Through Ana’s work at the Association, she talks with the women and hears their stories of abuse. Many trust her and tell her the whole story, but when it comes time to report to the Department of Labor, they claim that everything is fine, despite the fact than many are dehydrated, denied bathroom breaks and exposed to pesticides.
Yesica Romirez came to Apopka from Maravatio Michoacan, Mexico. It was 1996 and she was 15. She immediately started working on the farms and in the nurseries and was exposed to an unknown cocktail of pesticides. She told me, “We have to make a chemical gel to apply to the plants. We don’t get any gloves or masks or anything. We inhale all the chemicals.

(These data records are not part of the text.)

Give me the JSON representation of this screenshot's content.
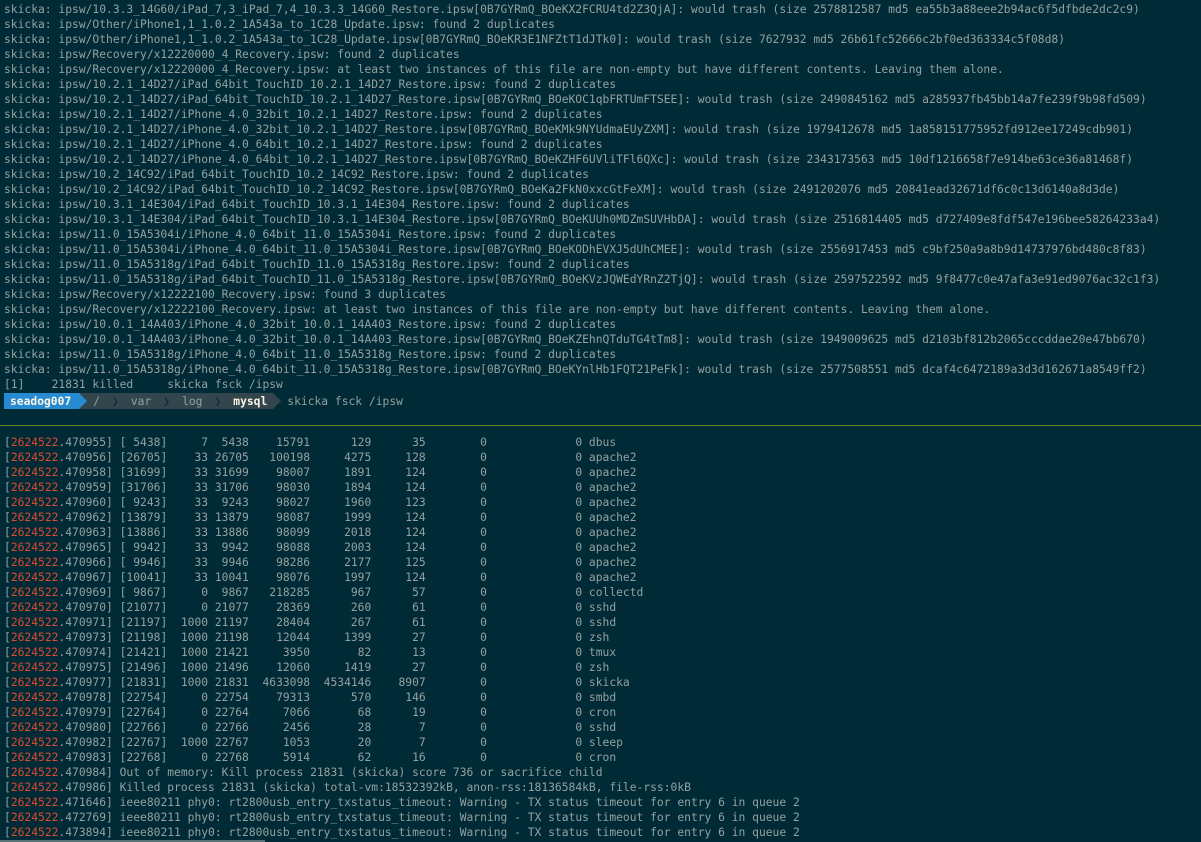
{
  "top": {
    "lines": [
      "skicka: ipsw/10.3.3_14G60/iPad_7,3_iPad_7,4_10.3.3_14G60_Restore.ipsw[0B7GYRmQ_BOeKX2FCRU4td2Z3QjA]: would trash (size 2578812587 md5 ea55b3a88eee2b94ac6f5dfbde2dc2c9)",
      "skicka: ipsw/Other/iPhone1,1_1.0.2_1A543a_to_1C28_Update.ipsw: found 2 duplicates",
      "skicka: ipsw/Other/iPhone1,1_1.0.2_1A543a_to_1C28_Update.ipsw[0B7GYRmQ_BOeKR3E1NFZtT1dJTk0]: would trash (size 7627932 md5 26b61fc52666c2bf0ed363334c5f08d8)",
      "skicka: ipsw/Recovery/x12220000_4_Recovery.ipsw: found 2 duplicates",
      "skicka: ipsw/Recovery/x12220000_4_Recovery.ipsw: at least two instances of this file are non-empty but have different contents. Leaving them alone.",
      "skicka: ipsw/10.2.1_14D27/iPad_64bit_TouchID_10.2.1_14D27_Restore.ipsw: found 2 duplicates",
      "skicka: ipsw/10.2.1_14D27/iPad_64bit_TouchID_10.2.1_14D27_Restore.ipsw[0B7GYRmQ_BOeKOC1qbFRTUmFTSEE]: would trash (size 2490845162 md5 a285937fb45bb14a7fe239f9b98fd509)",
      "skicka: ipsw/10.2.1_14D27/iPhone_4.0_32bit_10.2.1_14D27_Restore.ipsw: found 2 duplicates",
      "skicka: ipsw/10.2.1_14D27/iPhone_4.0_32bit_10.2.1_14D27_Restore.ipsw[0B7GYRmQ_BOeKMk9NYUdmaEUyZXM]: would trash (size 1979412678 md5 1a858151775952fd912ee17249cdb901)",
      "skicka: ipsw/10.2.1_14D27/iPhone_4.0_64bit_10.2.1_14D27_Restore.ipsw: found 2 duplicates",
      "skicka: ipsw/10.2.1_14D27/iPhone_4.0_64bit_10.2.1_14D27_Restore.ipsw[0B7GYRmQ_BOeKZHF6UVliTFl6QXc]: would trash (size 2343173563 md5 10df1216658f7e914be63ce36a81468f)",
      "skicka: ipsw/10.2_14C92/iPad_64bit_TouchID_10.2_14C92_Restore.ipsw: found 2 duplicates",
      "skicka: ipsw/10.2_14C92/iPad_64bit_TouchID_10.2_14C92_Restore.ipsw[0B7GYRmQ_BOeKa2FkN0xxcGtFeXM]: would trash (size 2491202076 md5 20841ead32671df6c0c13d6140a8d3de)",
      "skicka: ipsw/10.3.1_14E304/iPad_64bit_TouchID_10.3.1_14E304_Restore.ipsw: found 2 duplicates",
      "skicka: ipsw/10.3.1_14E304/iPad_64bit_TouchID_10.3.1_14E304_Restore.ipsw[0B7GYRmQ_BOeKUUh0MDZmSUVHbDA]: would trash (size 2516814405 md5 d727409e8fdf547e196bee58264233a4)",
      "skicka: ipsw/11.0_15A5304i/iPhone_4.0_64bit_11.0_15A5304i_Restore.ipsw: found 2 duplicates",
      "skicka: ipsw/11.0_15A5304i/iPhone_4.0_64bit_11.0_15A5304i_Restore.ipsw[0B7GYRmQ_BOeKODhEVXJ5dUhCMEE]: would trash (size 2556917453 md5 c9bf250a9a8b9d14737976bd480c8f83)",
      "skicka: ipsw/11.0_15A5318g/iPad_64bit_TouchID_11.0_15A5318g_Restore.ipsw: found 2 duplicates",
      "skicka: ipsw/11.0_15A5318g/iPad_64bit_TouchID_11.0_15A5318g_Restore.ipsw[0B7GYRmQ_BOeKVzJQWEdYRnZ2TjQ]: would trash (size 2597522592 md5 9f8477c0e47afa3e91ed9076ac32c1f3)",
      "skicka: ipsw/Recovery/x12222100_Recovery.ipsw: found 3 duplicates",
      "skicka: ipsw/Recovery/x12222100_Recovery.ipsw: at least two instances of this file are non-empty but have different contents. Leaving them alone.",
      "skicka: ipsw/10.0.1_14A403/iPhone_4.0_32bit_10.0.1_14A403_Restore.ipsw: found 2 duplicates",
      "skicka: ipsw/10.0.1_14A403/iPhone_4.0_32bit_10.0.1_14A403_Restore.ipsw[0B7GYRmQ_BOeKZEhnQTduTG4tTm8]: would trash (size 1949009625 md5 d2103bf812b2065cccddae20e47bb670)",
      "skicka: ipsw/11.0_15A5318g/iPhone_4.0_64bit_11.0_15A5318g_Restore.ipsw: found 2 duplicates",
      "skicka: ipsw/11.0_15A5318g/iPhone_4.0_64bit_11.0_15A5318g_Restore.ipsw[0B7GYRmQ_BOeKYnlHb1FQT21PeFk]: would trash (size 2577508551 md5 dcaf4c6472189a3d3d162671a8549ff2)",
      "[1]    21831 killed     skicka fsck /ipsw"
    ]
  },
  "prompt": {
    "host": "seadog007",
    "path": [
      "/",
      "var",
      "log"
    ],
    "current_dir": "mysql",
    "command": "skicka fsck /ipsw"
  },
  "bottom": {
    "lines": [
      {
        "ts": "2624522",
        "rest": ".470955] [ 5438]     7  5438    15791      129      35        0             0 dbus"
      },
      {
        "ts": "2624522",
        "rest": ".470956] [26705]    33 26705   100198     4275     128        0             0 apache2"
      },
      {
        "ts": "2624522",
        "rest": ".470958] [31699]    33 31699    98007     1891     124        0             0 apache2"
      },
      {
        "ts": "2624522",
        "rest": ".470959] [31706]    33 31706    98030     1894     124        0             0 apache2"
      },
      {
        "ts": "2624522",
        "rest": ".470960] [ 9243]    33  9243    98027     1960     123        0             0 apache2"
      },
      {
        "ts": "2624522",
        "rest": ".470962] [13879]    33 13879    98087     1999     124        0             0 apache2"
      },
      {
        "ts": "2624522",
        "rest": ".470963] [13886]    33 13886    98099     2018     124        0             0 apache2"
      },
      {
        "ts": "2624522",
        "rest": ".470965] [ 9942]    33  9942    98088     2003     124        0             0 apache2"
      },
      {
        "ts": "2624522",
        "rest": ".470966] [ 9946]    33  9946    98286     2177     125        0             0 apache2"
      },
      {
        "ts": "2624522",
        "rest": ".470967] [10041]    33 10041    98076     1997     124        0             0 apache2"
      },
      {
        "ts": "2624522",
        "rest": ".470969] [ 9867]     0  9867   218285      967      57        0             0 collectd"
      },
      {
        "ts": "2624522",
        "rest": ".470970] [21077]     0 21077    28369      260      61        0             0 sshd"
      },
      {
        "ts": "2624522",
        "rest": ".470971] [21197]  1000 21197    28404      267      61        0             0 sshd"
      },
      {
        "ts": "2624522",
        "rest": ".470973] [21198]  1000 21198    12044     1399      27        0             0 zsh"
      },
      {
        "ts": "2624522",
        "rest": ".470974] [21421]  1000 21421     3950       82      13        0             0 tmux"
      },
      {
        "ts": "2624522",
        "rest": ".470975] [21496]  1000 21496    12060     1419      27        0             0 zsh"
      },
      {
        "ts": "2624522",
        "rest": ".470977] [21831]  1000 21831  4633098  4534146    8907        0             0 skicka"
      },
      {
        "ts": "2624522",
        "rest": ".470978] [22754]     0 22754    79313      570     146        0             0 smbd"
      },
      {
        "ts": "2624522",
        "rest": ".470979] [22764]     0 22764     7066       68      19        0             0 cron"
      },
      {
        "ts": "2624522",
        "rest": ".470980] [22766]     0 22766     2456       28       7        0             0 sshd"
      },
      {
        "ts": "2624522",
        "rest": ".470982] [22767]  1000 22767     1053       20       7        0             0 sleep"
      },
      {
        "ts": "2624522",
        "rest": ".470983] [22768]     0 22768     5914       62      16        0             0 cron"
      },
      {
        "ts": "2624522",
        "rest": ".470984] Out of memory: Kill process 21831 (skicka) score 736 or sacrifice child"
      },
      {
        "ts": "2624522",
        "rest": ".470986] Killed process 21831 (skicka) total-vm:18532392kB, anon-rss:18136584kB, file-rss:0kB"
      },
      {
        "ts": "2624522",
        "rest": ".471646] ieee80211 phy0: rt2800usb_entry_txstatus_timeout: Warning - TX status timeout for entry 6 in queue 2"
      },
      {
        "ts": "2624522",
        "rest": ".472769] ieee80211 phy0: rt2800usb_entry_txstatus_timeout: Warning - TX status timeout for entry 6 in queue 2"
      },
      {
        "ts": "2624522",
        "rest": ".473894] ieee80211 phy0: rt2800usb_entry_txstatus_timeout: Warning - TX status timeout for entry 6 in queue 2"
      }
    ]
  },
  "colors": {
    "background": "#002b36",
    "text": "#93a1a1",
    "timestamp": "#dc4a2f",
    "host_segment": "#268bd2",
    "path_segment": "#33454d",
    "divider": "#5f8a1f"
  }
}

We see the safety warnings that say we should wear gloves and masks. The boss doesn’t care.”
When I met Yesica she was not working because she had to take care of her nine month old baby. “She has a problem. She had brain surgery. She wears a helmet and has to go to the doctor every 15 days. She was pre-mature and her cranium did not fully develop. Some people have said that the pesticides may be why she has the problem, but I don’t know. The doctor doesn’t know.”
Ana has seen this over and over, but there are no scientific studies. “Children are born with head problems, respiratory problems, asthma, rashes. There are so many chemicals and pesticides that you don’t know what they were exposed to. We have cases of women who have children born with no brain or birth defects or heart problems.”
Ana continues to work with farmworkers and fight for their rights. As I write this, I remember Ana’s final words and I hope you do too, “When you see a flower or a vegetable, remember a face. A child, a woman, a man worked hard to harvest that vegetable, that plant.”